On to something less heavy…

…like God & Spirituality!

After all, this blog is about my spiritual journey as well!

I started out as any good WASP, going to Sunday school at the First Presbyterian Church of Wheatland (aka Scottsville Union Presbyterian Church) . My mother’s family went to the church as did my cousins that still lived in the area. When I think about church — THIS is the one I know the most. Between weddings and funerals and great Christmas Eves, I fondly remember this church.

There were really only 2 negative memories. (I did get yelled at for shooting a scene for my Dracula movie in college without permission on the grounds there, but that hardly counts! Oh, yeah… I also looked up the minister’s robe to see what he had on under there.) Once, when I had to be baptized when I was 7 because my Catholic father would not allow my mom to baptize me as a baby. When she was divorced she had it done. I just felt really stupid standing there being baptized with all these babies! The other time was when I was elementary school age, maybe 1st or 2nd grade, I couldn’t understand why we had to read these parts of the service where we say how we’re sorry we’ve sinned and done bad things in unison. I remember thinking, “What have I done? I’m just a kid? I haven’t committed any great sin! Why am I saying this stuff?” I felt I was a pretty good girl for the kind of life I had lived through already.

When my mom remarried we moved. We eventually attended the Arcade United Methodist Church. There were no Presbyterian churches around there. Mom said this was a lot like our other church and that when Grandma went there, it was a Methodist church. Honestly, I really don’t know what the difference is even today. The believed in Jesus and doing the right thing for others. At the time we started, the minister was Native American. He had great stories to tell before the kids went off to Sunday school. By the time I was in adolescence, I REALLY didn’t want to go to church anymore. Mom & I would fight about this. Finally she conceded. (I found out later in life that she wished she’d pushed for it more and that she felt that she somehow failed me.)

My close girlfriends in the neighborhood had tried practicing magik for a short time. We were able to do some minor things, but it freaked us out so much that we didn’t do it anymore!

So then, Senior year in High School comes. Some friends of mine were leaving the school when another classmate crashes into them – right in front of the school. I remember I was staying over at a friend’s house when we heard the news. Someone died. It was a boy I had been friends with for many years and had a HUGE crush on. I was shocked. He promised he would take me to the prom. My friends were all crying and upset. I didn’t cry. I consoled them. Until, of course, after the wake.

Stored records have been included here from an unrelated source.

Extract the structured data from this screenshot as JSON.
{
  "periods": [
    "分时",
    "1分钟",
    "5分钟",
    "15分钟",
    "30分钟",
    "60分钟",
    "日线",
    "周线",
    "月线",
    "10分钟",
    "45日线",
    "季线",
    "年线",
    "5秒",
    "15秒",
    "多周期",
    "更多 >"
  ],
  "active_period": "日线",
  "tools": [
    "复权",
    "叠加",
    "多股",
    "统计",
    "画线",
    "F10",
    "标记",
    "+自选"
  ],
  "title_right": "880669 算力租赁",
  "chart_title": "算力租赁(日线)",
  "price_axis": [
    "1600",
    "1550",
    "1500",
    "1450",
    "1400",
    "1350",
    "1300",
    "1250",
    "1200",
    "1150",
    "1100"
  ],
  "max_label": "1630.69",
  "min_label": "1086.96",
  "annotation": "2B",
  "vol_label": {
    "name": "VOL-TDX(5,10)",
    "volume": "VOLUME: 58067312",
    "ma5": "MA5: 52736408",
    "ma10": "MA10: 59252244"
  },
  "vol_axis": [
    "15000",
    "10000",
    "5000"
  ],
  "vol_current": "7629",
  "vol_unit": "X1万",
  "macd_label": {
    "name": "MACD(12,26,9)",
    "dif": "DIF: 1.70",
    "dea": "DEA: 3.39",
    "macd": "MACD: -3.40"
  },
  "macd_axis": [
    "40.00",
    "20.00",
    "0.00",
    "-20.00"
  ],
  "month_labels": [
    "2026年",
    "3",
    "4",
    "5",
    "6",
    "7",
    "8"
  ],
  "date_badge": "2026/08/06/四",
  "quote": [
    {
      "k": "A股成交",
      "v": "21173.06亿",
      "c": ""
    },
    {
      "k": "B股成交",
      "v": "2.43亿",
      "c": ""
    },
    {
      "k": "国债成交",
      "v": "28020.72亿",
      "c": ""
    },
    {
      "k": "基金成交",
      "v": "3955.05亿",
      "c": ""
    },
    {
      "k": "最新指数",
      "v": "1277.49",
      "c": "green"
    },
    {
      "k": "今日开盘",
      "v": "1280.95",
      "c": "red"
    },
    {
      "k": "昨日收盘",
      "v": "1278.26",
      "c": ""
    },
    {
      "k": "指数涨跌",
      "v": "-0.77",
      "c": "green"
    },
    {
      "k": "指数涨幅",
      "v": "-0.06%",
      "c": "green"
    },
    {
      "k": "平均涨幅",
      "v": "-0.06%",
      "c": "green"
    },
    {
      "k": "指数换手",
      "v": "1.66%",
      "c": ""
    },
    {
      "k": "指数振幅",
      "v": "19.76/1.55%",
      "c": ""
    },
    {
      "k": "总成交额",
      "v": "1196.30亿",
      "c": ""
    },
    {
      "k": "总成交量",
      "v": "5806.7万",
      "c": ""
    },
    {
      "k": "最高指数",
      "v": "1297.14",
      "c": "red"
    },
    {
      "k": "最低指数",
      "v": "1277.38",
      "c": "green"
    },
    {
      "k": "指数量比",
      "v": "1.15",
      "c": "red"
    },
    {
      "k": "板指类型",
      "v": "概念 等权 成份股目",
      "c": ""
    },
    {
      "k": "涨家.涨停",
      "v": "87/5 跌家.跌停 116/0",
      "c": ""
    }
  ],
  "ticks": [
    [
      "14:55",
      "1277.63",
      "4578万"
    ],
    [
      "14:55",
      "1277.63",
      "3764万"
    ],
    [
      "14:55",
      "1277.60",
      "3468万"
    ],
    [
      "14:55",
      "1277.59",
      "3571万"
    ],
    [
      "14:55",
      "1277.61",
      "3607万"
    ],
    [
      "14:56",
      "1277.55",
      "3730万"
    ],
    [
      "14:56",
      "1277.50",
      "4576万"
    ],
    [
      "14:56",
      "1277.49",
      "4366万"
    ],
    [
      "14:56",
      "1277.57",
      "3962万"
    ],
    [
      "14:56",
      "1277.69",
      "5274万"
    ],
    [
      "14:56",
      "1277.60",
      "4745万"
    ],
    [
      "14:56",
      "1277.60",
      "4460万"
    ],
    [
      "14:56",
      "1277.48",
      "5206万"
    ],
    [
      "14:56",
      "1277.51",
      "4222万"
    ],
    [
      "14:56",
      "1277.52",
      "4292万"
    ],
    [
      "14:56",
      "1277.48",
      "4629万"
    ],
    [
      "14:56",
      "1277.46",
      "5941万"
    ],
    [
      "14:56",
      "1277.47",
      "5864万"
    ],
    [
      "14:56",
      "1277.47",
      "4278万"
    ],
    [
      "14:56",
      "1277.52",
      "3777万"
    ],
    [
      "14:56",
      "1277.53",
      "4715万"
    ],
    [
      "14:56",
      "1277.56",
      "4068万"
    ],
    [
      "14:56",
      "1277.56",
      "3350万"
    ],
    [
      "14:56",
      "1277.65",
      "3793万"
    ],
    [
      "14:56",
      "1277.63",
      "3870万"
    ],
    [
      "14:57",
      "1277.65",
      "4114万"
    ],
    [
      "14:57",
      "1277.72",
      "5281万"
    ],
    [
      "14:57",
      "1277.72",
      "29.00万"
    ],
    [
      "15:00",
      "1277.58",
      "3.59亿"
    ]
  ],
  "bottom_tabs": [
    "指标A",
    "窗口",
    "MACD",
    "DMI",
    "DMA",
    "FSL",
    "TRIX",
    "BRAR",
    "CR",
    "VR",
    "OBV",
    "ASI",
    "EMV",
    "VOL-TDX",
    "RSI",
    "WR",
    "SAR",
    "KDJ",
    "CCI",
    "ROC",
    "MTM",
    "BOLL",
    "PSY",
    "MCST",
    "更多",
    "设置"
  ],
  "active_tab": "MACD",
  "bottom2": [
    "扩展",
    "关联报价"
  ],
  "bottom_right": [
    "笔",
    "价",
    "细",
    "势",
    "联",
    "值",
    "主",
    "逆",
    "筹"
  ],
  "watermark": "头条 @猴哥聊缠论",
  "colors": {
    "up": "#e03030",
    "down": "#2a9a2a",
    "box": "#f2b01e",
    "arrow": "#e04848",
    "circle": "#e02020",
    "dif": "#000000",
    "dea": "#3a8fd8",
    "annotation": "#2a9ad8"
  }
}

I know that my friends were trying to be helpful. I did not want to see his dead body in the casket wearing that red sweater that he looked so handsome in. I wanted to remember him alive. After they dragged me to the casket and I saw him lying there like a big doll and saw the 3 roses my mom gave to him in our names (Chris, Tami & Joy), I just couldn’t take it. We went to the car to head over to the funeral at the Catholic church, and I wept. Deep serious weeping. I cried all the way there and through the entire service. How shameful that such an amazing person – who was a year younger than us all –  was dead, taken so quickly. I listened to that service and thought “No. No way is there a God. There is no possible reason that this sweet boy had to die.”

I rejected the priest’s eulogy. And that day, I also rejected the notion of God.

Research Irony

I’ve always loved irony. It’s just one of those things about me.

These days I am both planning my vacation to Disney
AND my demise.

I must say planning for my eventual death seems much easier! Especially after having read the fiction novel The Household Guide to Dying. It’s a fiction piece but it’s really amazing how this author and her character Delia got in my head. For someone who was not terminally ill (the author) she sure was able to relate her character to the way I’m feeling!

It’s got me thinking about all the things I need to settle up before my slow degenerating death. Aside from Disney and the other trips I’d like to take, I still have to take care of the boring details of death and dying. Things like music and passages for my funeral, if and when I want life support and feeding tubes, donating my body to science, organ donation, cremation, creating a will, guardianship, passwords and usernames to important accounts…. List goes on
and on.

Then there’s things I want to give to friends and family beforehand. Which means going through my crap. There’s no good way to ask people what of mine they’d like before I die. Man, I’m exhausted just writing all this!